WASHINGTON (Reuters) - The United States sharply criticized China on Wednesday in its annual report on human rights, one week after Secretary of State Hillary Clinton soft-pedaled rights concerns during a visit to Beijing.
The State Department report also took aim at Russia, where it said civil liberties were “under siege,” and noted a global outbreak in restrictive laws on non-governmental groups and the media, including the Internet.
In an examination of human rights in more than 190 countries during 2008, the report roundly criticized many of its usual targets, including Afghanistan, North Korea, Cuba, Iran, Iraq, Sudan, Syria, Somalia, Myanmar and Zimbabwe.
“The most serious human rights abuses tended to occur in countries where unaccountable rulers wielded unchecked power or there was government failure or collapse, often exacerbated or caused by internal or external conflict,” said the report, which regularly draws the anger of foreign governments targeted for criticism.
The report covers the final year of President George W. Bush’s administration, which had been criticized for its own human rights record, including interrogation methods used on suspected militants and detention without trial at the Guantanamo prison.

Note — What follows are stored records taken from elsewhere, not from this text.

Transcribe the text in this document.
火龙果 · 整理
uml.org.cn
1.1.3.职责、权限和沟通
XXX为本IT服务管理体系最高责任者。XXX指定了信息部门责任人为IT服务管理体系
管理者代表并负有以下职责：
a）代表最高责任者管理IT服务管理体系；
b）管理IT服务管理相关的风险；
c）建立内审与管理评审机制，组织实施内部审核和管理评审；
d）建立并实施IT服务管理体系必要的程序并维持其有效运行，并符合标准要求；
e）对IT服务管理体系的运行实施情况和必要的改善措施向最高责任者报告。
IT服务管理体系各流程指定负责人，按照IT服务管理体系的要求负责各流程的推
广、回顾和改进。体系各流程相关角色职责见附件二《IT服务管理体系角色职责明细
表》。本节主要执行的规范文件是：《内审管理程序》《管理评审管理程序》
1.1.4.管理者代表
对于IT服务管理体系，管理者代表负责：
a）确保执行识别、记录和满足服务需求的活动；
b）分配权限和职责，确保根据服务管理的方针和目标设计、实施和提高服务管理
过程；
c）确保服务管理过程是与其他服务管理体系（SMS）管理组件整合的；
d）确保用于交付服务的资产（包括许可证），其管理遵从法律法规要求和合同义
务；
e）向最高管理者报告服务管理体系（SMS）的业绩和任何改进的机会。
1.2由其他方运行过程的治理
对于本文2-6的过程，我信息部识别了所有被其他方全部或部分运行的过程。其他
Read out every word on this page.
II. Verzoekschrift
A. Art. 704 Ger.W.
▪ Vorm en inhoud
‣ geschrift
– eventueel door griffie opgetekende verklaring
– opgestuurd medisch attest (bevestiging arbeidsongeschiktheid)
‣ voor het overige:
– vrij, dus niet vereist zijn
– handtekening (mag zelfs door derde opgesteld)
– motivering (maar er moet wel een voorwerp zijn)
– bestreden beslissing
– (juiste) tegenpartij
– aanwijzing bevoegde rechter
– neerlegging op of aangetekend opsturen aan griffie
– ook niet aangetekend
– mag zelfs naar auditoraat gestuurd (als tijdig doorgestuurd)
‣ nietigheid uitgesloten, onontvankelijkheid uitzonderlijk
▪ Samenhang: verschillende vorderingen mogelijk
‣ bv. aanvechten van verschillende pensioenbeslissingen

President Barack Obama, who took office five weeks ago, has ordered Guantanamo closed in a year and adopted a tougher line against the possible torture of terrorism suspects.
Clinton, criticized last week for putting concerns about China’s human rights issues on the back burner, said promotion of human rights remained “essential to our foreign policy.”
“Not only will we seek to live up to our ideals on American soil, we will pursue greater respect for human rights as we engage other nations and people around the world,” she said.
The U.S. report was harsh on China, saying its human rights record “remained poor and worsened in some areas.”
“The Chinese government increased detention and harassment of dissidents, petitioners, human rights defenders and defense lawyers,” it said, adding the abuses peaked around high-profile events such as the Olympic Games held in Beijing last summer.
“Other serious human rights abuses included extrajudicial killings, torture and coerced confessions of prisoners, and the use of forced labor, including prison labor,” the report said.
The United States has long accused China of human rights abuses and pressed Beijing to grant greater autonomy to Tibet, but on her visit last week Clinton said their joint efforts to ease the global financial crisis, fight climate change and curb North Korea’s nuclear ambitions came first.
But Clinton told reporters on Wednesday “as secretary of state, I will continue to focus my own energies on human rights, and will engage as many others as I can to join me.”
“I am looking for results,” she said. “I am looking for changes that will actually improve the lives of the greatest numbers of people.”
Human rights groups, which had criticized Clinton’s stance on China last week, praised the report’s criticisms of China and Russia.
“The U.S. government’s own evidence points to dire circumstances for the Chinese people that can no longer be ignored, even as the United States works with China on other pressing issues,” said T. Kumar, Amnesty International’s advocacy director for Asia and the Pacific.
The U.S. report said civil liberties in Russia “continued to be under siege, reflecting an erosion of the government’s accountability to its citizens.”
The conflict between Russia and Georgia had led to civilian casualties and the indiscriminate use of force, and government pressure had led to an increase in assaults on journalists, it said.
The Russian failure to solve the murders of journalists such as Anna Politkovskaya, a Kremlin critic killed in 2006, has sparked a wave of new concerns about political freedoms.
Three men accused of helping in Politkovskaya’s murder were acquitted in a Russian court and authorities have not identified who ordered the killing or captured the gunman.
The report also found evidence around the world of more burdensome restrictions on the media and the Internet, and a boomerang effect in countries where human rights campaigners have pushed for more freedoms.
“Some countries increased repression in response to popular efforts to secure respect for human rights,” the report said, pointing to Vietnam and China in particular.
“Many courageous human rights defenders who peacefully pressed for their own rights and those of their fellow countrymen and women were harassed, threatened, arrested and imprisoned, killed, or were subjected to violent extrajudicial means of reprisal.”